Myro, en una nota técnica para el Club de Exportadores, recalca la menor presencia del comercio exterior español en economías desarrolladas como son las de Estados Unidos, Canadá y Japón. Asimismo, el Club de Exportadores indican tener «preocupación» por la elevada concentración de las exportaciones españolas en los cincos mercados citados, mientras se descuidan otros de destacado crecimiento, en especial China, India, Corea del Sur, Rusia y México.

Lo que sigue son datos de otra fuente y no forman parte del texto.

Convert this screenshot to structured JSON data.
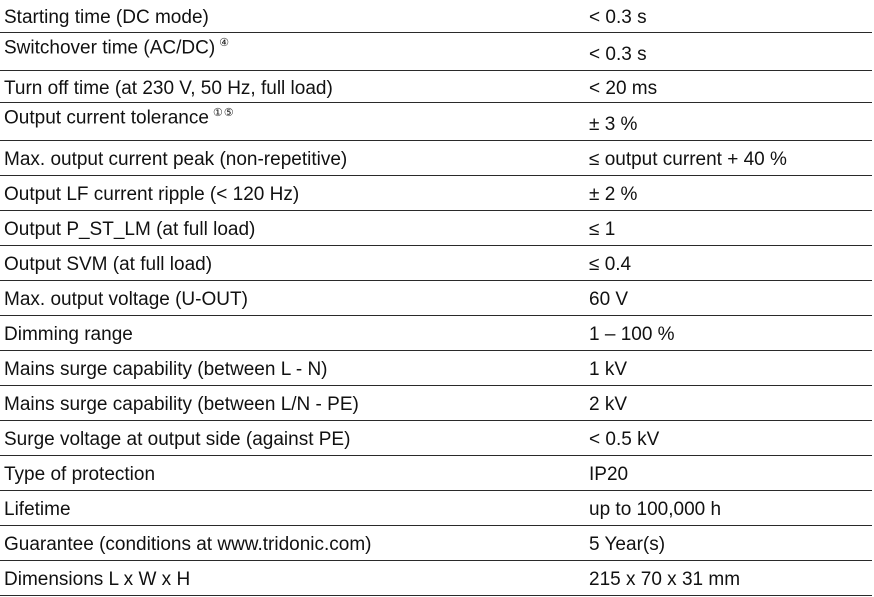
{
  "rows": [
    {
      "label": "Starting time (DC mode)",
      "footnote": "",
      "value": "< 0.3 s"
    },
    {
      "label": "Switchover time (AC/DC)",
      "footnote": "④",
      "value": "< 0.3 s"
    },
    {
      "label": "Turn off time (at 230 V, 50 Hz, full load)",
      "footnote": "",
      "value": "< 20 ms"
    },
    {
      "label": "Output current tolerance",
      "footnote": "①⑤",
      "value": "± 3 %"
    },
    {
      "label": "Max. output current peak (non-repetitive)",
      "footnote": "",
      "value": "≤ output current + 40 %"
    },
    {
      "label": "Output LF current ripple (< 120 Hz)",
      "footnote": "",
      "value": "± 2 %"
    },
    {
      "label": "Output P_ST_LM (at full load)",
      "footnote": "",
      "value": "≤ 1"
    },
    {
      "label": "Output SVM (at full load)",
      "footnote": "",
      "value": "≤ 0.4"
    },
    {
      "label": "Max. output voltage (U-OUT)",
      "footnote": "",
      "value": "60 V"
    },
    {
      "label": "Dimming range",
      "footnote": "",
      "value": "1 – 100 %"
    },
    {
      "label": "Mains surge capability (between L - N)",
      "footnote": "",
      "value": "1 kV"
    },
    {
      "label": "Mains surge capability (between L/N - PE)",
      "footnote": "",
      "value": "2 kV"
    },
    {
      "label": "Surge voltage at output side (against PE)",
      "footnote": "",
      "value": "< 0.5 kV"
    },
    {
      "label": "Type of protection",
      "footnote": "",
      "value": "IP20"
    },
    {
      "label": "Lifetime",
      "footnote": "",
      "value": "up to 100,000 h"
    },
    {
      "label": "Guarantee (conditions at www.tridonic.com)",
      "footnote": "",
      "value": "5 Year(s)"
    },
    {
      "label": "Dimensions L x W x H",
      "footnote": "",
      "value": "215 x 70 x 31 mm"
    }
  ]
}
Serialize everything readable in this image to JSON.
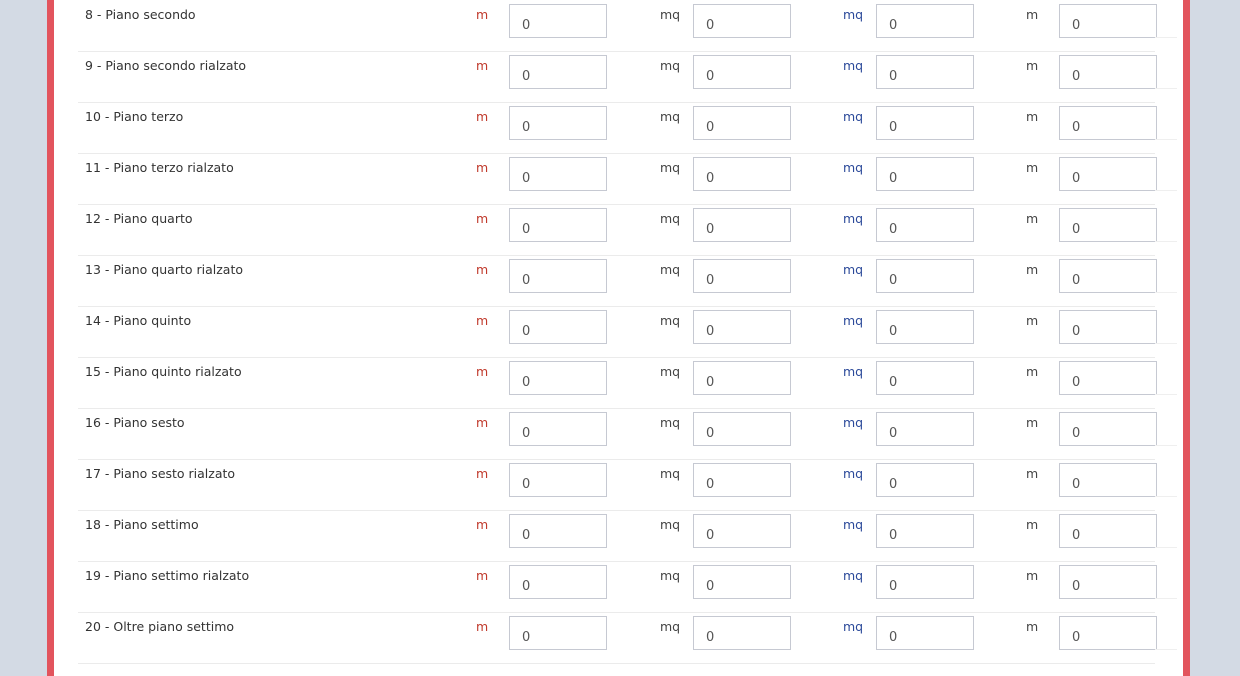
{
  "colors": {
    "accent_border": "#e2545d",
    "background": "#d3dae4",
    "unit_m_first": "#c0392b",
    "unit_mq_first": "#444444",
    "unit_mq_second": "#2c4a9a",
    "unit_m_last": "#444444"
  },
  "units": [
    "m",
    "mq",
    "mq",
    "m"
  ],
  "rows": [
    {
      "label": "8 - Piano secondo",
      "values": [
        "0",
        "0",
        "0",
        "0"
      ]
    },
    {
      "label": "9 - Piano secondo rialzato",
      "values": [
        "0",
        "0",
        "0",
        "0"
      ]
    },
    {
      "label": "10 - Piano terzo",
      "values": [
        "0",
        "0",
        "0",
        "0"
      ]
    },
    {
      "label": "11 - Piano terzo rialzato",
      "values": [
        "0",
        "0",
        "0",
        "0"
      ]
    },
    {
      "label": "12 - Piano quarto",
      "values": [
        "0",
        "0",
        "0",
        "0"
      ]
    },
    {
      "label": "13 - Piano quarto rialzato",
      "values": [
        "0",
        "0",
        "0",
        "0"
      ]
    },
    {
      "label": "14 - Piano quinto",
      "values": [
        "0",
        "0",
        "0",
        "0"
      ]
    },
    {
      "label": "15 - Piano quinto rialzato",
      "values": [
        "0",
        "0",
        "0",
        "0"
      ]
    },
    {
      "label": "16 - Piano sesto",
      "values": [
        "0",
        "0",
        "0",
        "0"
      ]
    },
    {
      "label": "17 - Piano sesto rialzato",
      "values": [
        "0",
        "0",
        "0",
        "0"
      ]
    },
    {
      "label": "18 - Piano settimo",
      "values": [
        "0",
        "0",
        "0",
        "0"
      ]
    },
    {
      "label": "19 - Piano settimo rialzato",
      "values": [
        "0",
        "0",
        "0",
        "0"
      ]
    },
    {
      "label": "20 - Oltre piano settimo",
      "values": [
        "0",
        "0",
        "0",
        "0"
      ]
    }
  ]
}
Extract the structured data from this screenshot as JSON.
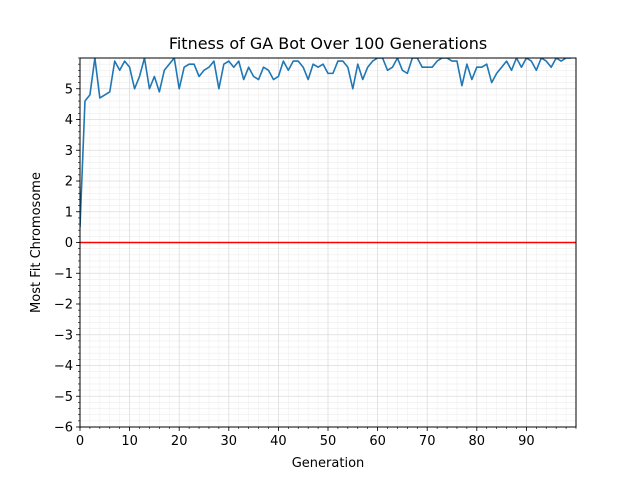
{
  "chart_data": {
    "type": "line",
    "title": "Fitness of GA Bot Over 100 Generations",
    "xlabel": "Generation",
    "ylabel": "Most Fit Chromosome",
    "xlim": [
      0,
      100
    ],
    "ylim": [
      -6,
      6
    ],
    "x_ticks": [
      "0",
      "10",
      "20",
      "30",
      "40",
      "50",
      "60",
      "70",
      "80",
      "90"
    ],
    "y_ticks": [
      "−6",
      "−5",
      "−4",
      "−3",
      "−2",
      "−1",
      "0",
      "1",
      "2",
      "3",
      "4",
      "5"
    ],
    "grid": "major and minor",
    "reference_line": {
      "y": 0,
      "color": "#ff0000"
    },
    "series": [
      {
        "color": "#1f77b4",
        "x": [
          0,
          1,
          2,
          3,
          4,
          5,
          6,
          7,
          8,
          9,
          10,
          11,
          12,
          13,
          14,
          15,
          16,
          17,
          18,
          19,
          20,
          21,
          22,
          23,
          24,
          25,
          26,
          27,
          28,
          29,
          30,
          31,
          32,
          33,
          34,
          35,
          36,
          37,
          38,
          39,
          40,
          41,
          42,
          43,
          44,
          45,
          46,
          47,
          48,
          49,
          50,
          51,
          52,
          53,
          54,
          55,
          56,
          57,
          58,
          59,
          60,
          61,
          62,
          63,
          64,
          65,
          66,
          67,
          68,
          69,
          70,
          71,
          72,
          73,
          74,
          75,
          76,
          77,
          78,
          79,
          80,
          81,
          82,
          83,
          84,
          85,
          86,
          87,
          88,
          89,
          90,
          91,
          92,
          93,
          94,
          95,
          96,
          97,
          98,
          99
        ],
        "values": [
          0.5,
          4.6,
          4.8,
          6.0,
          4.7,
          4.8,
          4.9,
          5.9,
          5.6,
          5.9,
          5.7,
          5.0,
          5.4,
          6.0,
          5.0,
          5.4,
          4.9,
          5.6,
          5.8,
          6.0,
          5.0,
          5.7,
          5.8,
          5.8,
          5.4,
          5.6,
          5.7,
          5.9,
          5.0,
          5.8,
          5.9,
          5.7,
          5.9,
          5.3,
          5.7,
          5.4,
          5.3,
          5.7,
          5.6,
          5.3,
          5.4,
          5.9,
          5.6,
          5.9,
          5.9,
          5.7,
          5.3,
          5.8,
          5.7,
          5.8,
          5.5,
          5.5,
          5.9,
          5.9,
          5.7,
          5.0,
          5.8,
          5.3,
          5.7,
          5.9,
          6.0,
          6.0,
          5.6,
          5.7,
          6.0,
          5.6,
          5.5,
          6.0,
          6.0,
          5.7,
          5.7,
          5.7,
          5.9,
          6.0,
          6.0,
          5.9,
          5.9,
          5.1,
          5.8,
          5.3,
          5.7,
          5.7,
          5.8,
          5.2,
          5.5,
          5.7,
          5.9,
          5.6,
          6.0,
          5.7,
          6.0,
          5.9,
          5.6,
          6.0,
          5.9,
          5.7,
          6.0,
          5.9,
          6.0,
          6.0
        ]
      }
    ]
  }
}
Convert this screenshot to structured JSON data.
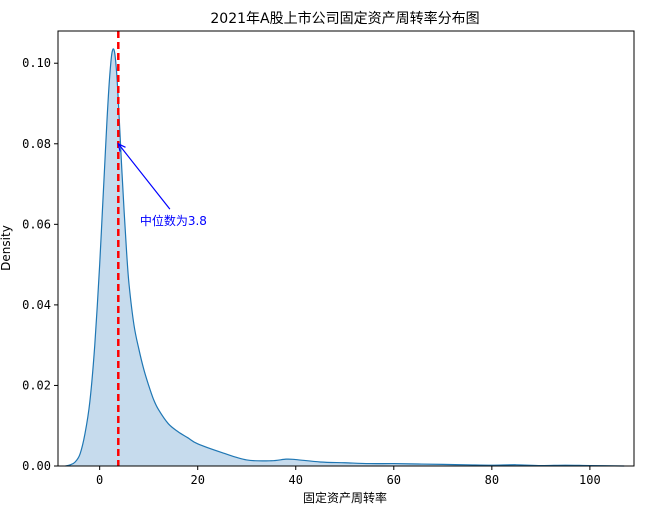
{
  "chart_data": {
    "type": "area",
    "title": "2021年A股上市公司固定资产周转率分布图",
    "xlabel": "固定资产周转率",
    "ylabel": "Density",
    "xlim": [
      -8.5,
      109
    ],
    "ylim": [
      0,
      0.108
    ],
    "x_ticks": [
      0,
      20,
      40,
      60,
      80,
      100
    ],
    "y_ticks": [
      0.0,
      0.02,
      0.04,
      0.06,
      0.08,
      0.1
    ],
    "x_tick_labels": [
      "0",
      "20",
      "40",
      "60",
      "80",
      "100"
    ],
    "y_tick_labels": [
      "0.00",
      "0.02",
      "0.04",
      "0.06",
      "0.08",
      "0.10"
    ],
    "grid": false,
    "series": [
      {
        "x": [
          -7,
          -6,
          -5,
          -4,
          -3,
          -2,
          -1,
          0,
          0.5,
          1,
          1.5,
          2,
          2.5,
          3,
          3.5,
          4,
          4.5,
          5,
          5.5,
          6,
          7,
          8,
          9,
          10,
          11,
          12,
          14,
          16,
          18,
          20,
          25,
          30,
          35,
          38,
          40,
          45,
          50,
          55,
          60,
          65,
          70,
          75,
          80,
          85,
          90,
          95,
          100,
          107
        ],
        "y": [
          0.0,
          0.0003,
          0.001,
          0.003,
          0.008,
          0.016,
          0.03,
          0.05,
          0.062,
          0.074,
          0.086,
          0.096,
          0.1025,
          0.103,
          0.097,
          0.086,
          0.074,
          0.063,
          0.053,
          0.045,
          0.035,
          0.029,
          0.024,
          0.02,
          0.0165,
          0.014,
          0.0105,
          0.0085,
          0.007,
          0.0055,
          0.0033,
          0.0015,
          0.0013,
          0.0017,
          0.0016,
          0.001,
          0.0008,
          0.0006,
          0.0006,
          0.0005,
          0.0004,
          0.0003,
          0.0002,
          0.0003,
          0.0001,
          0.0002,
          0.0001,
          0.0
        ],
        "line_color": "#1f77b4",
        "fill_color": "#c6dbed"
      }
    ],
    "median_line": {
      "x": 3.8,
      "color": "#ff0000",
      "style": "dashed"
    },
    "annotation": {
      "text": "中位数为3.8",
      "point": [
        3.8,
        0.08
      ],
      "text_pos": [
        8.2,
        0.0608
      ],
      "color": "#0000ff"
    }
  }
}
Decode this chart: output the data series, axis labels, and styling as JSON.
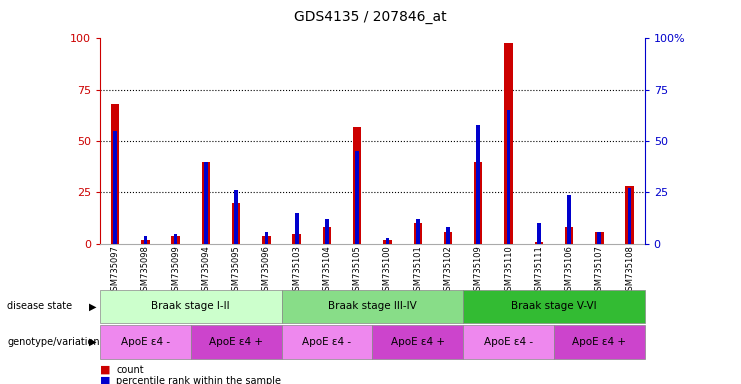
{
  "title": "GDS4135 / 207846_at",
  "samples": [
    "GSM735097",
    "GSM735098",
    "GSM735099",
    "GSM735094",
    "GSM735095",
    "GSM735096",
    "GSM735103",
    "GSM735104",
    "GSM735105",
    "GSM735100",
    "GSM735101",
    "GSM735102",
    "GSM735109",
    "GSM735110",
    "GSM735111",
    "GSM735106",
    "GSM735107",
    "GSM735108"
  ],
  "count_values": [
    68,
    2,
    4,
    40,
    20,
    4,
    5,
    8,
    57,
    2,
    10,
    6,
    40,
    98,
    1,
    8,
    6,
    28
  ],
  "percentile_values": [
    55,
    4,
    5,
    40,
    26,
    6,
    15,
    12,
    45,
    3,
    12,
    8,
    58,
    65,
    10,
    24,
    6,
    27
  ],
  "bar_color_red": "#cc0000",
  "bar_color_blue": "#0000cc",
  "ylim": [
    0,
    100
  ],
  "yticks": [
    0,
    25,
    50,
    75,
    100
  ],
  "grid_lines": [
    25,
    50,
    75
  ],
  "disease_state_groups": [
    {
      "label": "Braak stage I-II",
      "start": 0,
      "end": 6,
      "color": "#ccffcc"
    },
    {
      "label": "Braak stage III-IV",
      "start": 6,
      "end": 12,
      "color": "#88dd88"
    },
    {
      "label": "Braak stage V-VI",
      "start": 12,
      "end": 18,
      "color": "#33bb33"
    }
  ],
  "genotype_groups": [
    {
      "label": "ApoE ε4 -",
      "start": 0,
      "end": 3,
      "color": "#ee88ee"
    },
    {
      "label": "ApoE ε4 +",
      "start": 3,
      "end": 6,
      "color": "#cc44cc"
    },
    {
      "label": "ApoE ε4 -",
      "start": 6,
      "end": 9,
      "color": "#ee88ee"
    },
    {
      "label": "ApoE ε4 +",
      "start": 9,
      "end": 12,
      "color": "#cc44cc"
    },
    {
      "label": "ApoE ε4 -",
      "start": 12,
      "end": 15,
      "color": "#ee88ee"
    },
    {
      "label": "ApoE ε4 +",
      "start": 15,
      "end": 18,
      "color": "#cc44cc"
    }
  ],
  "legend_count_label": "count",
  "legend_percentile_label": "percentile rank within the sample",
  "label_disease_state": "disease state",
  "label_genotype": "genotype/variation",
  "background_color": "#ffffff",
  "plot_bg_color": "#ffffff"
}
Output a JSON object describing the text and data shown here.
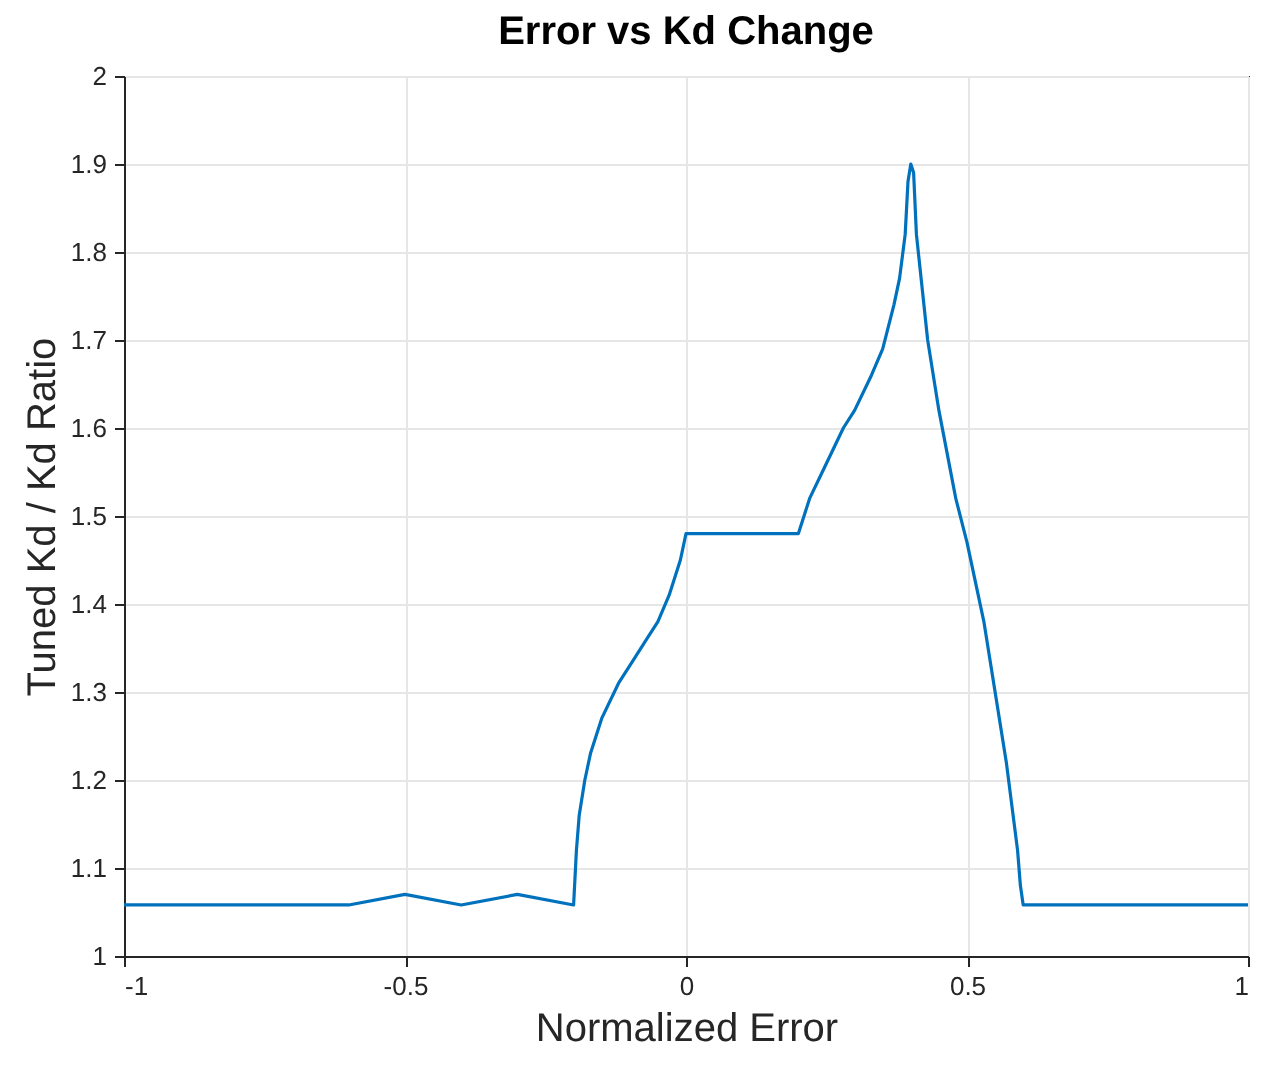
{
  "chart_data": {
    "type": "line",
    "title": "Error vs Kd Change",
    "xlabel": "Normalized Error",
    "ylabel": "Tuned Kd / Kd Ratio",
    "x": [
      -1,
      -0.6,
      -0.5,
      -0.4,
      -0.3,
      -0.2,
      -0.195,
      -0.19,
      -0.18,
      -0.17,
      -0.15,
      -0.12,
      -0.1,
      -0.07,
      -0.05,
      -0.03,
      -0.01,
      0,
      0.2,
      0.21,
      0.22,
      0.25,
      0.28,
      0.3,
      0.33,
      0.35,
      0.37,
      0.38,
      0.39,
      0.395,
      0.4,
      0.405,
      0.41,
      0.42,
      0.43,
      0.45,
      0.48,
      0.5,
      0.53,
      0.55,
      0.57,
      0.58,
      0.59,
      0.595,
      0.6,
      1
    ],
    "series": [
      {
        "color": "#0072bd",
        "values": [
          1.058,
          1.058,
          1.07,
          1.058,
          1.07,
          1.058,
          1.12,
          1.16,
          1.2,
          1.23,
          1.27,
          1.31,
          1.33,
          1.36,
          1.38,
          1.41,
          1.45,
          1.48,
          1.48,
          1.5,
          1.52,
          1.56,
          1.6,
          1.62,
          1.66,
          1.69,
          1.74,
          1.77,
          1.82,
          1.88,
          1.9,
          1.89,
          1.82,
          1.76,
          1.7,
          1.62,
          1.52,
          1.47,
          1.38,
          1.3,
          1.22,
          1.17,
          1.12,
          1.08,
          1.058,
          1.058
        ]
      }
    ],
    "xlim": [
      -1,
      1
    ],
    "xticks": [
      -1,
      -0.5,
      0,
      0.5,
      1
    ],
    "ylim": [
      1,
      2
    ],
    "yticks": [
      1,
      1.1,
      1.2,
      1.3,
      1.4,
      1.5,
      1.6,
      1.7,
      1.8,
      1.9,
      2
    ],
    "grid": true
  }
}
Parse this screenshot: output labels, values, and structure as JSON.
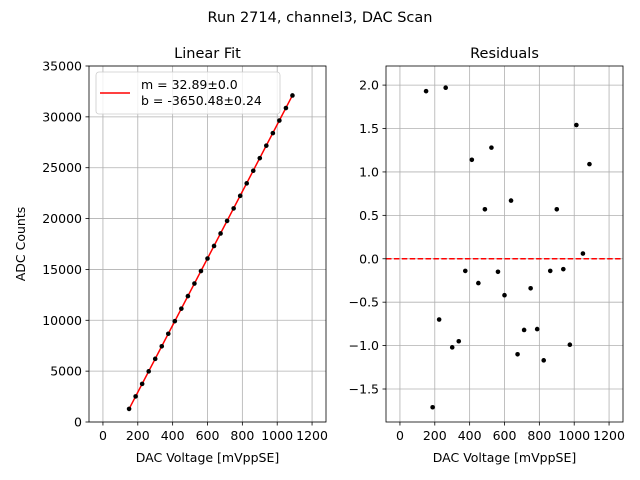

No obstante, el economista detalla que en el actual siglo se ha producido una diversificación de los mercados exteriores, si bien su análisis trata de incidir en que «son necesarios nuevos esfuerzos dirigidos a dar continuidad a este procesos de cambio». En esa línea, cree que tanto la extensión del proteccionismo como el nuevo entorno del brexit alientan a la prospección pública y privada de otros destinos.